Let $X\sim N(\theta,1)$ and consider 5 independent observations $X=(4.9,5.6,5.1,4.6,3.6)$. The prior probability that $\theta=4.01$ is $0.5$. The remain values of $\theta$ are given a prior with the density > $g(\theta)$.
a) Take $g(\theta)$ the density of $N(4.01,1)$ and test the hypothesis $$H_0:\theta=4.01\space vs\space H_1:\theta\neq 4.01$$
From what I learn to make a hypothesis test I need to find $$a_0=P(\theta\in\Theta_0|x)\qquad a_1=P(\theta\notin\Theta_0|x)$$ such that $$a_0+a_1=1$$ and reject $H_0$ if $$a_0<a_1$$ Cases when the null hypothesis is not a point I can solve, but in this case I have a few doubts.

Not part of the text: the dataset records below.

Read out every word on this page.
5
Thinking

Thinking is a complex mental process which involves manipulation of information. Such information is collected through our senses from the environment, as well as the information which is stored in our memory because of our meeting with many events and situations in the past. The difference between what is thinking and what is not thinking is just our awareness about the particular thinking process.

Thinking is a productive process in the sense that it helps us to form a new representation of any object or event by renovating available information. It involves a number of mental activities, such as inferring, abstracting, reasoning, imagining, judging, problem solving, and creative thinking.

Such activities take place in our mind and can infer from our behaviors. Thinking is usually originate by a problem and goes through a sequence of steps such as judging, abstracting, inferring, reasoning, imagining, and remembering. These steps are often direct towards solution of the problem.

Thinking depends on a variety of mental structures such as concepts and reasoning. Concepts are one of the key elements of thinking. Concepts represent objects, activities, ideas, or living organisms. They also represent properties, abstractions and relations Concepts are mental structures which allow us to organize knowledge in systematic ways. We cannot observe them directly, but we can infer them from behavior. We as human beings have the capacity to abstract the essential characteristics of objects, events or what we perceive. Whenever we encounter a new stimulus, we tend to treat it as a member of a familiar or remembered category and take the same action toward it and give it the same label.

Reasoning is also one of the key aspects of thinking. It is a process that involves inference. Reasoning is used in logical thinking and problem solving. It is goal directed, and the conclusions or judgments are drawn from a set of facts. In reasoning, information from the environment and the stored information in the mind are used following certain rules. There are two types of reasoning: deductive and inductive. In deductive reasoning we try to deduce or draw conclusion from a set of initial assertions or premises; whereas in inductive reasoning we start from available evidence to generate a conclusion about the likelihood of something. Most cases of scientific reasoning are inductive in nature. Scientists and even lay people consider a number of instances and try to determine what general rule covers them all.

From the notes that I take there is the theorem below
Theorem: For any prior $$\pi(\theta)=\pi_0\space \text{if}\space \theta=\theta_0$$ $$\pi(\theta)=\pi_1 g(\theta)\space\text{if}\space \theta\neq \theta_0$$ such that $$\int_{\theta\neq \theta_0}g(\theta)\text{d}\theta=1$$ then $$a_0=f(\theta|x)\geq \left[1+\frac{1-\pi_0}{\pi_0}\frac{r(x)}{f(x|\theta_0)}\right]^{-1}$$ where $$r(x)=\sup_{\theta\neq\theta_0}f(x|\theta)$$ usually $$r(x)=f(x|\hat{\theta})$$
In this case $\hat{\theta}=\overline{X}$ but the distribution of $$f(x|\overline{X})$$ doesn't make sense to me, in one example that I look they take $$f(\overline{x}|\hat{\theta})$$ but I don't understood the logic.
I need to use the distribution of the likelihood estimator supposing that $\theta=\hat{\theta}$?
If someone can give me a explanation with details on how it works I really appreciate.